Le désert d'Azrakar n’avait ni pitié, ni mémoire. Ses dunes – vastes comme des océans figés – engloutissaient les pas, les noms et les royaumes avec la même indifférence. Parfois, les vents y chantaient — mais ce n’étaient pas des chants humains, seulement le frottement des grains de sable contre des os oubliés.
C’est là que marchait Zahir.
On racontait qu’il avait été un homme autrefois – un guerrier du désert. Mais ces rumeurs dataient d’une époque où les dieux daignaient encore jeter un regard aux mortels. Désormais, Zahir n’était plus qu’un instrument — affûté, brisé et livré aux puissances du Chaos qui murmuraient dans les tempêtes de sable.
Sa silhouette se découpait au sommet d’une crête brûlante, immobile comme une statue forgée par la haine. À ses pieds – enchaînée non par le fer, mais par une domination plus ancienne et plus violente – se tenait la Manticore. Elle avait un nom, mais seuls ceux de sa race étaient dignes de le connaître. Zahir avait renoncé à le lui demander. Le connaître aurait été prétendre le comprendre.
Et personne ne comprenait cette créature.
Son corps puissant frémissait d’une colère constante – comme si chaque instant de son existence était une offense qu’elle devait réparer par la destruction. Sa queue, hérissée de dards venimeux, fouettait l’air sans raison apparente, tandis que ses ailes — vastes et déchirées — soulevaient des tourbillons de sable noirci.

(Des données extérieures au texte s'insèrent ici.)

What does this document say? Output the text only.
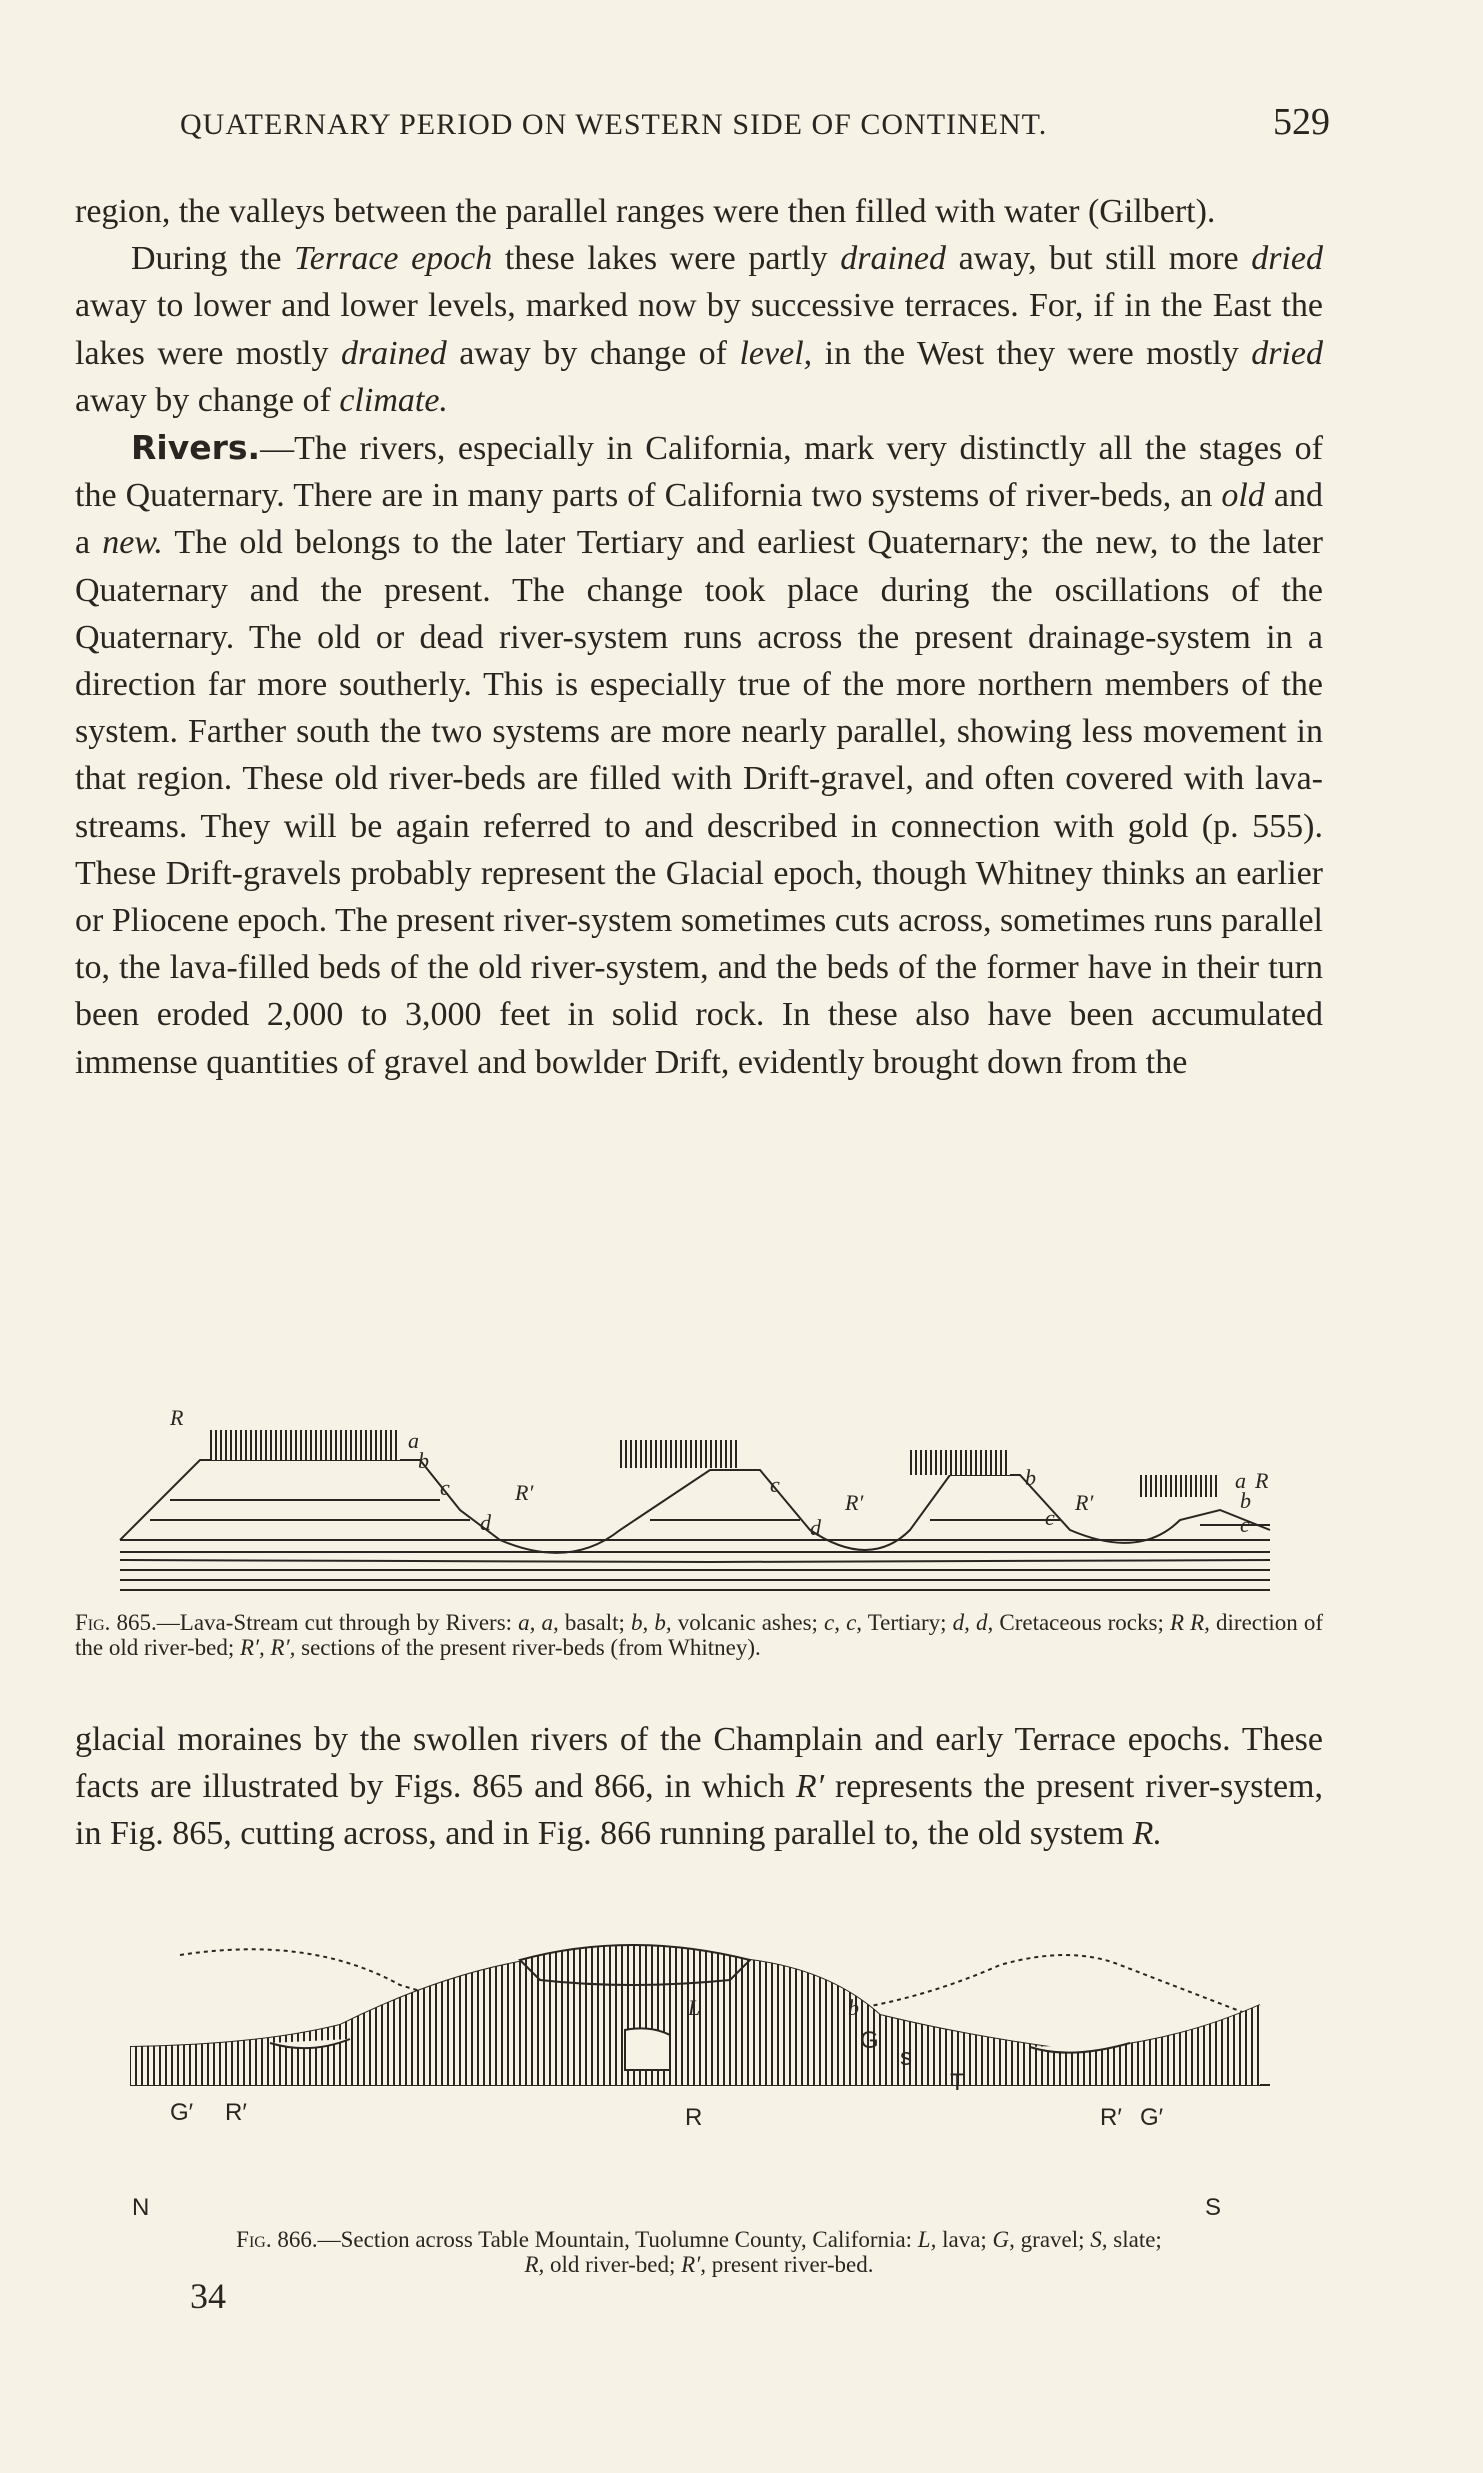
QUATERNARY PERIOD ON WESTERN SIDE OF CONTINENT.	529

region, the valleys between the parallel ranges were then filled with water (Gilbert).

During the Terrace epoch these lakes were partly drained away, but still more dried away to lower and lower levels, marked now by successive terraces. For, if in the East the lakes were mostly drained away by change of level, in the West they were mostly dried away by change of climate.

Rivers.—The rivers, especially in California, mark very distinctly all the stages of the Quaternary. There are in many parts of California two systems of river-beds, an old and a new. The old belongs to the later Tertiary and earliest Quaternary; the new, to the later Quaternary and the present. The change took place during the oscillations of the Quaternary. The old or dead river-system runs across the present drainage-system in a direction far more southerly. This is especially true of the more northern members of the system. Farther south the two systems are more nearly parallel, showing less movement in that region. These old river-beds are filled with Drift-gravel, and often covered with lava-streams. They will be again referred to and described in connection with gold (p. 555). These Drift-gravels probably represent the Glacial epoch, though Whitney thinks an earlier or Pliocene epoch. The present river-system sometimes cuts across, sometimes runs parallel to, the lava-filled beds of the old river-system, and the beds of the former have in their turn been eroded 2,000 to 3,000 feet in solid rock. In these also have been accumulated immense quantities of gravel and bowlder Drift, evidently brought down from the

R
a
b
c	R′
d
c
R′
d
b
c
R′
a
b
R
c

Fig. 865.—Lava-Stream cut through by Rivers: a, a, basalt; b, b, volcanic ashes; c, c, Tertiary; d, d, Cretaceous rocks; R R, direction of the old river-bed; R′, R′, sections of the present river-beds (from Whitney).

glacial moraines by the swollen rivers of the Champlain and early Terrace epochs. These facts are illustrated by Figs. 865 and 866, in which R′ represents the present river-system, in Fig. 865, cutting across, and in Fig. 866 running parallel to, the old system R.

L	b
G
s
T
G′ R′	R	R′ G′
N	S

Fig. 866.—Section across Table Mountain, Tuolumne County, California: L, lava; G, gravel; S, slate;
R, old river-bed; R′, present river-bed.

34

Elle n’obéissait pas. Elle consentait.
Zahir posa une main gantée sur l’échine de la bête. La Manticore grogna, ses muscles se contractant sous la pression, prête à déchiqueter ce contact. Mais elle ne le fit pas. Car elle avait perçu quelque chose chez cet homme : quelque chose qui ne pouvait être tué.
On disait que leur première rencontre avait laissé la terre souillée de sang et de feu. La Manticore avait tenté de le briser ; Zahir avait tenté de la soumettre. Aucun des deux n’avait triomphé. Alors ils avaient continué. Ensemble. Non comme maître et monture, mais comme deux volontés trop violentes pour s’anéantir l’une l’autre.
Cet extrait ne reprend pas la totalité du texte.